Video notes:
Any floors in cross-body movement are far more prevalent in hypermobile population than non-hypermobile, e.g. mirroring, tripping often.
A hypermobile child can generally do everything a non-hypermobile child can do, they just get there in a different way and use different muscles. E.g. in SL balance, a hypermobile child more likely to recruit Adductor Hallucis instead of Abductor Hallucis and you see their toes claw and the big toe come in.
Treatment:
Yes, consider foot posture and orthoses as necessary, but treatment should be centred around muscle recruitment and strength. Therefore always give them the hypermobile exercises which are used in the assessment section below. Do the exercises with their shoes and orthoses on. Try each exercise a couple of times and do them all once a day. Don’t make it a chore because they will lose interest.
Assessment:
Mini-tramp:
– feet together, jump to feet wide
– skiing/scissor legs. One foot forward, one foot back. Hypermobile kids will tend to abduct their back foot for balance.
– 180 jump
– in-toe jump to out-toe and back, or “toes together, heels together”. You will usually see mirroring of the arms with a hypermobile child, due to the neuromuscular pattern.
Off the mini-tramp:
– Standing tall, hands in the air, ask them to take their right hand across their body and bring the left knee up to tap the knee. Hypermobile kids will tend to bring their right knee up instead.
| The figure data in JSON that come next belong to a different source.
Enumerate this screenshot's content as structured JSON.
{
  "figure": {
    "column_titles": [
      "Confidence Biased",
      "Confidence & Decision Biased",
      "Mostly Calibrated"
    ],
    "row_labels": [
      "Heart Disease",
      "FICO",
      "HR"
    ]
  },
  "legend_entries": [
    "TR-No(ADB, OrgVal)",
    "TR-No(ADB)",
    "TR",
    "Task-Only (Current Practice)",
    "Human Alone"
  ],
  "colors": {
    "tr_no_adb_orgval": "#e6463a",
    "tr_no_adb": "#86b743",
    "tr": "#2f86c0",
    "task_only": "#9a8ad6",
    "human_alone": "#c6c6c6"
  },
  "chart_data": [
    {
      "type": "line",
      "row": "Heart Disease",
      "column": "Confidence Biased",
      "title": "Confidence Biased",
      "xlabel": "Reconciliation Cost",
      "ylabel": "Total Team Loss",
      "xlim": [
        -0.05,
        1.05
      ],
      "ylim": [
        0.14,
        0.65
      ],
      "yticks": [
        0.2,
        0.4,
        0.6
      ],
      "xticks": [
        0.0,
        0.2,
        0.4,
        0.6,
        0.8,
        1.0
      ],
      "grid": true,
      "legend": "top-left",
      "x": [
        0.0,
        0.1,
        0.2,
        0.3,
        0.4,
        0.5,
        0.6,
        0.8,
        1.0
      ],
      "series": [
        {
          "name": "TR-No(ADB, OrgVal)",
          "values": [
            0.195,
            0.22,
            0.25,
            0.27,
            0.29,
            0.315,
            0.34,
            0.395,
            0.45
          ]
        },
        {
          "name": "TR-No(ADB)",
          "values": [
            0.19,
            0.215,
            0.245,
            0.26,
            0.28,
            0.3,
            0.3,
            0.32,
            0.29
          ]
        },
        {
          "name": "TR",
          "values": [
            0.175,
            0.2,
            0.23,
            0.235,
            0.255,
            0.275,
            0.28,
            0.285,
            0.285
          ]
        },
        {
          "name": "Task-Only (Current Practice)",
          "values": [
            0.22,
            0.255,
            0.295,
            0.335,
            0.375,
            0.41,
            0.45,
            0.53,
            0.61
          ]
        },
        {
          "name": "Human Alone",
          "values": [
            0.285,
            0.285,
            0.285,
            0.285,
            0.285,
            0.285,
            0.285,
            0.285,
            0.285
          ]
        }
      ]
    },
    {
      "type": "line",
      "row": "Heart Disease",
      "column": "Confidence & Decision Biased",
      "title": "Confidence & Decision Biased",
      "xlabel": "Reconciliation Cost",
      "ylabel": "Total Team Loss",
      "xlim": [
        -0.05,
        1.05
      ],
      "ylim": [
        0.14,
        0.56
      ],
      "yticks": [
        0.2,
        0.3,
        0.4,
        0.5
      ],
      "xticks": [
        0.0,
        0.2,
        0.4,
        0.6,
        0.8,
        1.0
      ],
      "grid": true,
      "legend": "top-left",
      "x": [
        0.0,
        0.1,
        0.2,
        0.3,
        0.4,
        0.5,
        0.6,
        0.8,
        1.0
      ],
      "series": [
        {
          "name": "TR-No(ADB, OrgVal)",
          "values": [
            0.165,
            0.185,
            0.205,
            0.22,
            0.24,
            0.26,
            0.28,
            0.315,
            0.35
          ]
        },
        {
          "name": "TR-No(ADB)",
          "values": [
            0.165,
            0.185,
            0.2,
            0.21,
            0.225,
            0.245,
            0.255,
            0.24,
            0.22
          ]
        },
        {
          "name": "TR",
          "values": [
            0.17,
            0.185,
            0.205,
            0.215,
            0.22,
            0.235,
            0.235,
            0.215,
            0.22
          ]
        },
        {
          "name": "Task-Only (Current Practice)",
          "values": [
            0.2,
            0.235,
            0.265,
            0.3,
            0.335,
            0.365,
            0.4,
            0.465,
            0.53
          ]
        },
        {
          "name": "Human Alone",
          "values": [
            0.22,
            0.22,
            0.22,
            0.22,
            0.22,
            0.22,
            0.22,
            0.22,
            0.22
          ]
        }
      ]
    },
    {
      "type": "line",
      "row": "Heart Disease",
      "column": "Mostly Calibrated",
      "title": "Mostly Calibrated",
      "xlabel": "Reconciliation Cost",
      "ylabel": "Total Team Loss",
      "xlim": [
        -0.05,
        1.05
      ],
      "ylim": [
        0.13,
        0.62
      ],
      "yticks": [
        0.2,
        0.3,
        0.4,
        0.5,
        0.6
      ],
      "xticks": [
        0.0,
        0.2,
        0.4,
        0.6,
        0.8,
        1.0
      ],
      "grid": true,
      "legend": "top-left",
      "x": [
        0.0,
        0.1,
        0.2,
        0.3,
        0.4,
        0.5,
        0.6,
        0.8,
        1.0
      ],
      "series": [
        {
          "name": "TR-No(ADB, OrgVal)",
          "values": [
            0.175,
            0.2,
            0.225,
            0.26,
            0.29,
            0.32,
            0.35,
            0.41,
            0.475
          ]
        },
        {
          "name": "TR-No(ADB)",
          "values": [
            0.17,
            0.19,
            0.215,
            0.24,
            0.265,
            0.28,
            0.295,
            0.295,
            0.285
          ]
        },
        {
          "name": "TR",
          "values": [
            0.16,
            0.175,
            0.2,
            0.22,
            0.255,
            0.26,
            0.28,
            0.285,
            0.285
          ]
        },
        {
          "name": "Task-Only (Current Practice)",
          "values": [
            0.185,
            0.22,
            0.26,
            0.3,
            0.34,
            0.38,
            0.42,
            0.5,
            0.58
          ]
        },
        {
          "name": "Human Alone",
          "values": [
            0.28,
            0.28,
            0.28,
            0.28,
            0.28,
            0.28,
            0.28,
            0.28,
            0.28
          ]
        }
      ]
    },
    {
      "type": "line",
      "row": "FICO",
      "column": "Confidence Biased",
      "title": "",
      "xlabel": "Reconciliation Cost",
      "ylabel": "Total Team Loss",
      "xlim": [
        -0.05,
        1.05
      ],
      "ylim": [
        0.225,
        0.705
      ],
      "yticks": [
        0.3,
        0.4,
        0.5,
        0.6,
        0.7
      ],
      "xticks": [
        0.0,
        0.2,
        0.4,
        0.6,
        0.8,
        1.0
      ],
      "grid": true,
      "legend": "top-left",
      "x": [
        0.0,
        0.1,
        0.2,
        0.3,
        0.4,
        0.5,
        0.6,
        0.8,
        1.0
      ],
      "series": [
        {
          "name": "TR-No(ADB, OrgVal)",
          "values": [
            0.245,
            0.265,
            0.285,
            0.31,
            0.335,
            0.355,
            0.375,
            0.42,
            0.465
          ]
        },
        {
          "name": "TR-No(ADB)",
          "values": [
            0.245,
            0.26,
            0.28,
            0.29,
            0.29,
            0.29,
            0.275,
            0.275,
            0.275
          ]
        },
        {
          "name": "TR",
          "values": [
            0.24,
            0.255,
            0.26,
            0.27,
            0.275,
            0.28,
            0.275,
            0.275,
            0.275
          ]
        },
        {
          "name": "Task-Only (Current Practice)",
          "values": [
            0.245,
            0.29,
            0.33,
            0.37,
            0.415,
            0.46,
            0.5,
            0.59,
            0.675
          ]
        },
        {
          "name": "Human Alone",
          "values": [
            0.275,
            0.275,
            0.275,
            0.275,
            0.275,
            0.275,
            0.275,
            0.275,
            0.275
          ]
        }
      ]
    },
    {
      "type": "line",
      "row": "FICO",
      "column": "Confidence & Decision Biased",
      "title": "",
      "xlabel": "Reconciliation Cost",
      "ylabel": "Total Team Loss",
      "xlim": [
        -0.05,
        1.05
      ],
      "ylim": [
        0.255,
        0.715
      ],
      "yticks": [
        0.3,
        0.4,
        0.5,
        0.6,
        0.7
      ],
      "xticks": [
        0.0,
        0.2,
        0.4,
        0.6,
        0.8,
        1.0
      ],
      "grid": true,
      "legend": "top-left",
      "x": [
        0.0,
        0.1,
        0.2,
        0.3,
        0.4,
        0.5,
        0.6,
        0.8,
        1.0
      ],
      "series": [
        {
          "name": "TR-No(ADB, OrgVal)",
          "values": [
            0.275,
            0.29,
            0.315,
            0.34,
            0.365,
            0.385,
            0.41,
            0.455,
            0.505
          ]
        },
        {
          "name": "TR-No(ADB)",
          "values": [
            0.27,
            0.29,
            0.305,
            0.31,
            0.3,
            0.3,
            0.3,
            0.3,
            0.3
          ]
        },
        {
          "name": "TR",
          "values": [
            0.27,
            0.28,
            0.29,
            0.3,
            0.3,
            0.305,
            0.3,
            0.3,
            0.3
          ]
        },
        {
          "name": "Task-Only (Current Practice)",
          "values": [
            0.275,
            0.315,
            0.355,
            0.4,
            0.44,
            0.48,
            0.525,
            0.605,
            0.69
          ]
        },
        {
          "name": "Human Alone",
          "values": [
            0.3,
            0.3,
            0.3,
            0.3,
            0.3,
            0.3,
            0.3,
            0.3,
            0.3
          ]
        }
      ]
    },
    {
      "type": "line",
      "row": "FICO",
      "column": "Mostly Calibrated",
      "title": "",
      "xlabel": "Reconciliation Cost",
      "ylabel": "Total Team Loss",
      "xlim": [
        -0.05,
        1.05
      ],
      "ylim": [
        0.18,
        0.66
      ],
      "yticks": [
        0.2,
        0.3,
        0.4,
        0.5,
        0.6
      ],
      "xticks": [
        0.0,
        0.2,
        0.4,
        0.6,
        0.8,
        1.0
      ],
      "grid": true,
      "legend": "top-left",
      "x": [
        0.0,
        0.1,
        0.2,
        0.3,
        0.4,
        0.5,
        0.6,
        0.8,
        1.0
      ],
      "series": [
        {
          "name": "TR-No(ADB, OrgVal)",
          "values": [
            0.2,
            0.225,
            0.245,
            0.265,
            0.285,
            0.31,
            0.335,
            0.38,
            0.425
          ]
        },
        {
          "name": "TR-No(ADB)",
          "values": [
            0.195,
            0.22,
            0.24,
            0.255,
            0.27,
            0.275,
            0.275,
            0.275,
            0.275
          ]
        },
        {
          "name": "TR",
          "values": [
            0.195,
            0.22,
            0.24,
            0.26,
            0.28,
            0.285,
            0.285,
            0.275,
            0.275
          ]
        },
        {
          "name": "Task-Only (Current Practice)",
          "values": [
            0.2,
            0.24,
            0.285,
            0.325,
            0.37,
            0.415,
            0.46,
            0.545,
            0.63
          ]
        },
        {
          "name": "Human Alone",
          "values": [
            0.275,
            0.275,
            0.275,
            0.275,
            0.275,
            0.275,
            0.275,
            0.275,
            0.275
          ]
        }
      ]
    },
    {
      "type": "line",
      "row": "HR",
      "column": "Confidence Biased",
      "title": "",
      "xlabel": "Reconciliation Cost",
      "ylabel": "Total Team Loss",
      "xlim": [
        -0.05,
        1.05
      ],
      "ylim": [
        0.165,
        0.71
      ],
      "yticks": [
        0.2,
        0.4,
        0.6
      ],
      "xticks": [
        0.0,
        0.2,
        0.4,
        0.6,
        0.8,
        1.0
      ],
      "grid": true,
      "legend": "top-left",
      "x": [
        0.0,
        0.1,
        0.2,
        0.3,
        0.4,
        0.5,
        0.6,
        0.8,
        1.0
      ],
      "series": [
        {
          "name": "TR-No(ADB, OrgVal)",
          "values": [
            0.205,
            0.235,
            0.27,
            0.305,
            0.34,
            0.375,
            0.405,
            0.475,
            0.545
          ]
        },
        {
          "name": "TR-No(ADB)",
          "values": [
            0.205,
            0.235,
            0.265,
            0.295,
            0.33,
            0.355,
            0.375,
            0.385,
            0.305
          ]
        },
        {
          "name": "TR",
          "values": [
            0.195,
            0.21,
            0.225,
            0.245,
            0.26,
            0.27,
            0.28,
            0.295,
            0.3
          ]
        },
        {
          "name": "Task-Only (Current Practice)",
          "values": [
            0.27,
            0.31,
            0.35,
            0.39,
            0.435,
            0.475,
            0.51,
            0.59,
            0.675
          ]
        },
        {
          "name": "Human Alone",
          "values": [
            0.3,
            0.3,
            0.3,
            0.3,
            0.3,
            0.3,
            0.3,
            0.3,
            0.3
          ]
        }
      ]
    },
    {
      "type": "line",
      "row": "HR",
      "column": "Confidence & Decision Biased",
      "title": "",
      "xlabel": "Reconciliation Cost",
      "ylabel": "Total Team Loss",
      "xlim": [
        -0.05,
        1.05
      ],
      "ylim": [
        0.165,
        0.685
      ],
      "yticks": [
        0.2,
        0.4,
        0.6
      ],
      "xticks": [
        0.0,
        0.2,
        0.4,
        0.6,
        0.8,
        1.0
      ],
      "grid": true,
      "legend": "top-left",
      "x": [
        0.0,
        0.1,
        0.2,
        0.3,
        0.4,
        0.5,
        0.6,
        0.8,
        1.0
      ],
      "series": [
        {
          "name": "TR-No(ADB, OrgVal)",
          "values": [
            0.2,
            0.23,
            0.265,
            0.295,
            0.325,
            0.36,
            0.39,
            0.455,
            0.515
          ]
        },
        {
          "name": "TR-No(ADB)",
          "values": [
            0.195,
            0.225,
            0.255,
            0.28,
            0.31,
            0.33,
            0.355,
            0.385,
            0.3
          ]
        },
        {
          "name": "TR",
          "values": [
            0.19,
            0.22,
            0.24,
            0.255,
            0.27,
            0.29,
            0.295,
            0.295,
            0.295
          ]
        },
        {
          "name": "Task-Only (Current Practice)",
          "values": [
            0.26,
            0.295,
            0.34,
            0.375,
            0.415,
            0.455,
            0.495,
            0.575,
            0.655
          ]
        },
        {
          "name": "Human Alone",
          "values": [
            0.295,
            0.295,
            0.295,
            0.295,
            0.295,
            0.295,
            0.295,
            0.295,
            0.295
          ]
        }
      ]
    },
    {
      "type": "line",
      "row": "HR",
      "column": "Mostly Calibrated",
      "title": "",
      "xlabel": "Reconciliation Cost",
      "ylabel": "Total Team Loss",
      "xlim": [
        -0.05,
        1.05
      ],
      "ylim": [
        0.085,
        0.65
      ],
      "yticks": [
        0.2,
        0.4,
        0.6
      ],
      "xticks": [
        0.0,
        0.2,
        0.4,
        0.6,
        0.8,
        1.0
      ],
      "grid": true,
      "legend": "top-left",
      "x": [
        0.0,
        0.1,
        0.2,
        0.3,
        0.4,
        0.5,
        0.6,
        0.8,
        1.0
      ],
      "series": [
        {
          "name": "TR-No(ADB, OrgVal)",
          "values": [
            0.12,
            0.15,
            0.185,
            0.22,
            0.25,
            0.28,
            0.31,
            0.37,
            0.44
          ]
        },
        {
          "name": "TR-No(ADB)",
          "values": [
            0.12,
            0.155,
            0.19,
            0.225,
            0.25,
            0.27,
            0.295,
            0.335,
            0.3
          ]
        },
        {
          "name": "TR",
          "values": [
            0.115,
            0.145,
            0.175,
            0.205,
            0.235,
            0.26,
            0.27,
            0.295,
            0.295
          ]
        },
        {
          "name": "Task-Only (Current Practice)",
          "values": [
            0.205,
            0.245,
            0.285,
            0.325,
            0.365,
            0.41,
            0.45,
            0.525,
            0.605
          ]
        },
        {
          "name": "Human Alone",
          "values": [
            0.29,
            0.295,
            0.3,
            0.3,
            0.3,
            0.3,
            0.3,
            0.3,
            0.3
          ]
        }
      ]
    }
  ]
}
– SL Hopping will be really uncoordinated with excessive torso and arm movement in a hypermobile child.
– If they skipped crawling as a baby, they need to re-learn, so teach them!
Reason why their feet are so flat is because the calcaneus plantarflexes (see video at 13:25 for demonstration), this movement “unlocks” everything the foot collapses, therefore excessive pronation. Therefore tri-planer wedge used, or “AC Kids device” from The Orthotic Factory, which is made with a central plantar skive.
AC Kids device needed till about age 8-10, then they often never need orthoses again. Conversely if they haven’t been treated from a young age, the foot becomes pathological, sore and hard to treat by about age 15.